See’st thou her locks, whose sunny glow
Half shows, half shades, her neck of snow?
Twines not of them one golden thread,
But for its sake a Paynim bled.’
Joy to the fair!—my name unknown,
Each deed, and all its praise, thine own;
Then, oh! Unbar this churlish gate,
The night-dew falls, the hour is late,
Inured to Syria’s glowing breath,
I feel the north breeze chill as death;
Let grateful love quell maiden shame,
And grant him bliss who brings thee fame.
“By the mass, thou meanest the fair Jewess,” said De Bracy.
“And if I do,” said Bois-Guilbert, “who shall gainsay me?”
“No one that I know,” said De Bracy, “unless it be your vow of celibacy, or a check of conscience for an intrigue with a Jewess.”
“For my vow,” said the Templar, “our grand master hath granted me a dispensation. And for my conscience, a man that has slain three hundred Saracens, need not reckon up every little failing[…].”
“Thou knowest best thine own privileges,” said De Bracy. “Yet, I would have sworn thy thought had been more on the old usurer’s money bags […].”
“I can admire both,” answered the Templar; “besides, the old Jew is but half prize. […] I must have something that I can term exclusively my own by this foray of ours, and I have fixed on the lovely Jewess as my peculiar prize.”
“Alas! fair Rowena,” returned De Bracy, “you are in the presence of your captive, not your jailor, and it is from your fair eyes that De Bracy must receive that doom which you fondly expect from him.”
“I know you not, sir,” said the lady, drawing herself up with all the pride of offended rank and beauty; “I know you not—and the insolent familiarity with which you apply to me the jargon of a troubadour, forms no apology for the violence of a robber.”
“To thyself, fair maid […] to thine own charms be ascribed what’er I have done which passed the respect due to her, whom I have chosen as queen of my heart and loadstar of my eyes.”
“I repeat to you, Sir Knight, that I know you not, and that no man wearing chain and spurs ought thus to intrude himself upon the presence of an unprotected lady.”
At this moment the door of the apartment flew open, and the Templar presented himself […]. “I have found thee,” he said to Rebecca; “thou shalt prove I will keep my word to share weal and woe with thee—There is but one path to safety […] up, and instantly follow me.”
“Alone,” answered Rebecca, “I will not follow thee […]—save my aged father—save this wounded knight.”
“A knight,” answered the Templar […], “a knight […] must encounter his fate […], and who recks how or where a Jew meets with his?”
“Savage warrior,” replied Rebecca, “rather will I perish in the flames than accept safety from thee!”
“Thou shalt not chuse, Rebecca—once didst thou foil me, but never mortal did so twice.”
So saying, he seized on the terrified maiden, who filled the air with her shrieks, and bore her out of the room in his arms […].
“Thus,” said Rebecca, “do men throw on fate the issue of their own wild passions.
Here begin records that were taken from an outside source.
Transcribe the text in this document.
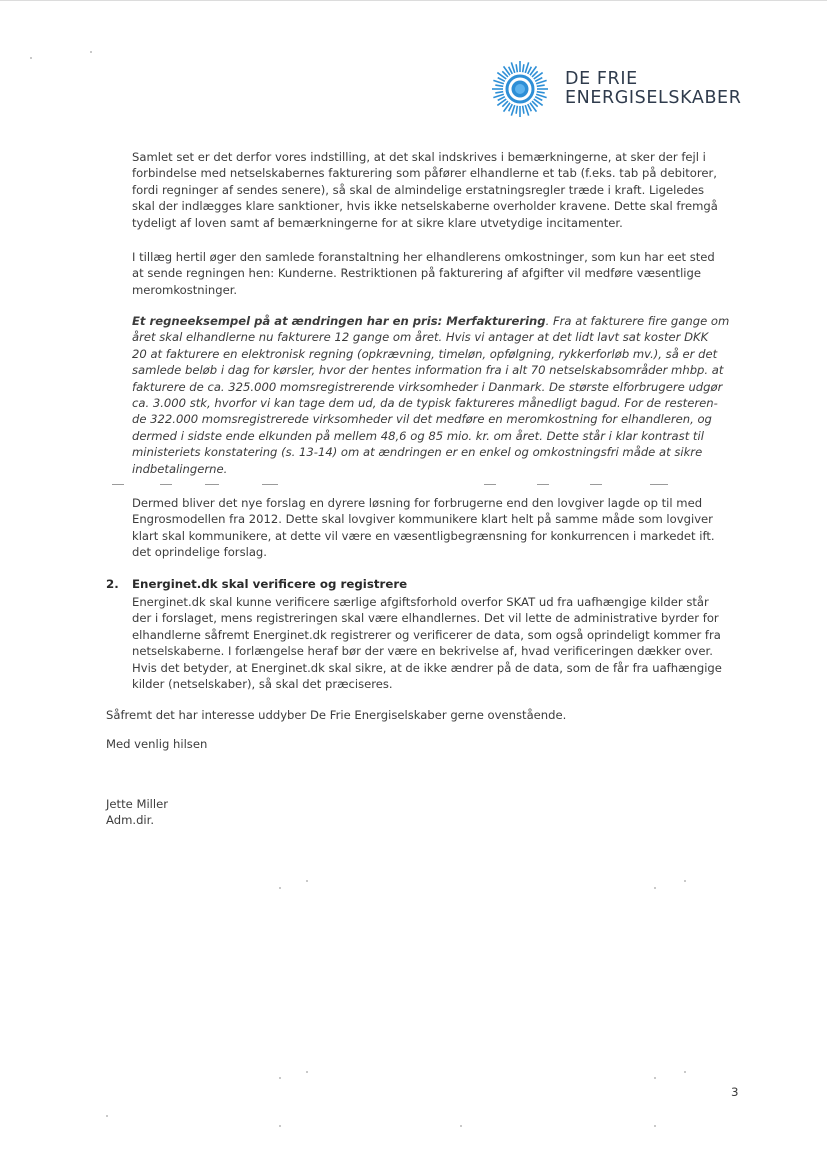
DE FRIE
ENERGISELSKABER
Samlet set er det derfor vores indstilling, at det skal indskrives i bemærkningerne, at sker der fejl i
forbindelse med netselskabernes fakturering som påfører elhandlerne et tab (f.eks. tab på debitorer,
fordi regninger af sendes senere), så skal de almindelige erstatningsregler træde i kraft. Ligeledes
skal der indlægges klare sanktioner, hvis ikke netselskaberne overholder kravene. Dette skal fremgå
tydeligt af loven samt af bemærkningerne for at sikre klare utvetydige incitamenter.
I tillæg hertil øger den samlede foranstaltning her elhandlerens omkostninger, som kun har eet sted
at sende regningen hen: Kunderne. Restriktionen på fakturering af afgifter vil medføre væsentlige
meromkostninger.
Et regneeksempel på at ændringen har en pris: Merfakturering. Fra at fakturere fire gange om
året skal elhandlerne nu fakturere 12 gange om året. Hvis vi antager at det lidt lavt sat koster DKK
20 at fakturere en elektronisk regning (opkrævning, timeløn, opfølgning, rykkerforløb mv.), så er det
samlede beløb i dag for kørsler, hvor der hentes information fra i alt 70 netselskabsområder mhbp. at
fakturere de ca. 325.000 momsregistrerende virksomheder i Danmark. De største elforbrugere udgør
ca. 3.000 stk, hvorfor vi kan tage dem ud, da de typisk faktureres månedligt bagud. For de resteren-
de 322.000 momsregistrerede virksomheder vil det medføre en meromkostning for elhandleren, og
dermed i sidste ende elkunden på mellem 48,6 og 85 mio. kr. om året. Dette står i klar kontrast til
ministeriets konstatering (s. 13-14) om at ændringen er en enkel og omkostningsfri måde at sikre
indbetalingerne.
Dermed bliver det nye forslag en dyrere løsning for forbrugerne end den lovgiver lagde op til med
Engrosmodellen fra 2012. Dette skal lovgiver kommunikere klart helt på samme måde som lovgiver
klart skal kommunikere, at dette vil være en væsentligbegrænsning for konkurrencen i markedet ift.
det oprindelige forslag.
2. Energinet.dk skal verificere og registrere
Energinet.dk skal kunne verificere særlige afgiftsforhold overfor SKAT ud fra uafhængige kilder står
der i forslaget, mens registreringen skal være elhandlernes. Det vil lette de administrative byrder for
elhandlerne såfremt Energinet.dk registrerer og verificerer de data, som også oprindeligt kommer fra
netselskaberne. I forlængelse heraf bør der være en bekrivelse af, hvad verificeringen dækker over.
Hvis det betyder, at Energinet.dk skal sikre, at de ikke ændrer på de data, som de får fra uafhængige
kilder (netselskaber), så skal det præciseres.
Såfremt det har interesse uddyber De Frie Energiselskaber gerne ovenstående.
Med venlig hilsen
Jette Miller
Adm.dir.
3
But I do forgive thee, Bois-Guilbert, though the author of my early death. There are noble things which cross over they powerful mind; but it is the garden of the sluggard, and the weeds have rushed up, and conspired to choak the fair and wholesome blossom.”
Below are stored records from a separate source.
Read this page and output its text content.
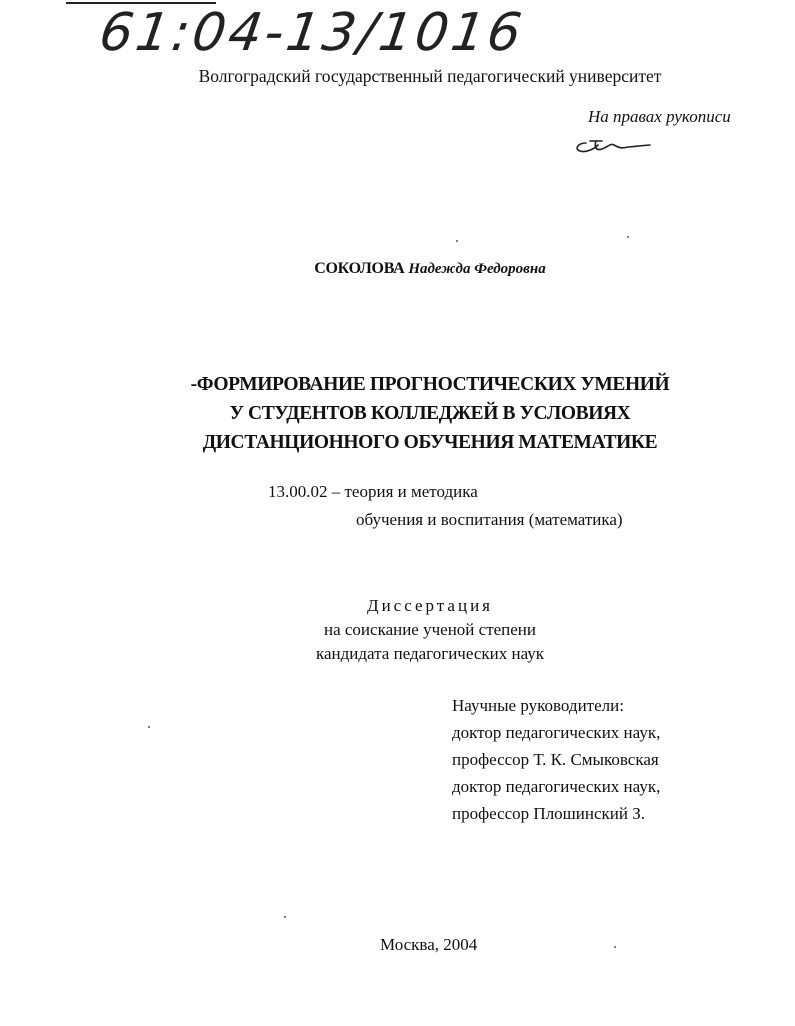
61:04-13/1016
Волгоградский государственный педагогический университет
На правах рукописи
СОКОЛОВА Надежда Федоровна
-ФОРМИРОВАНИЕ ПРОГНОСТИЧЕСКИХ УМЕНИЙ
У СТУДЕНТОВ КОЛЛЕДЖЕЙ В УСЛОВИЯХ
ДИСТАНЦИОННОГО ОБУЧЕНИЯ МАТЕМАТИКЕ
13.00.02 – теория и методика
обучения и воспитания (математика)
Диссертация
на соискание ученой степени
кандидата педагогических наук
Научные руководители:
доктор педагогических наук,
профессор Т. К. Смыковская
доктор педагогических наук,
профессор Плошинский З.
Москва, 2004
“Yet,” said the Templar, “I am, Rebecca, as thou hast spoken me, untaught, untamed—and proud, that, amidst a shoal of empty fools and crafty bigots, I have retained the pre-eminent fortitude that places me above them. I have been a child of battle from youth upward, high in my views, steady and inflexible in pursuing them. Such must I remain—proud, inflexible, and unchanging; and of this the world shall have proof.—But thou forgivest me, Rebecca?”
“As freely as ever victim forgave her executioner.”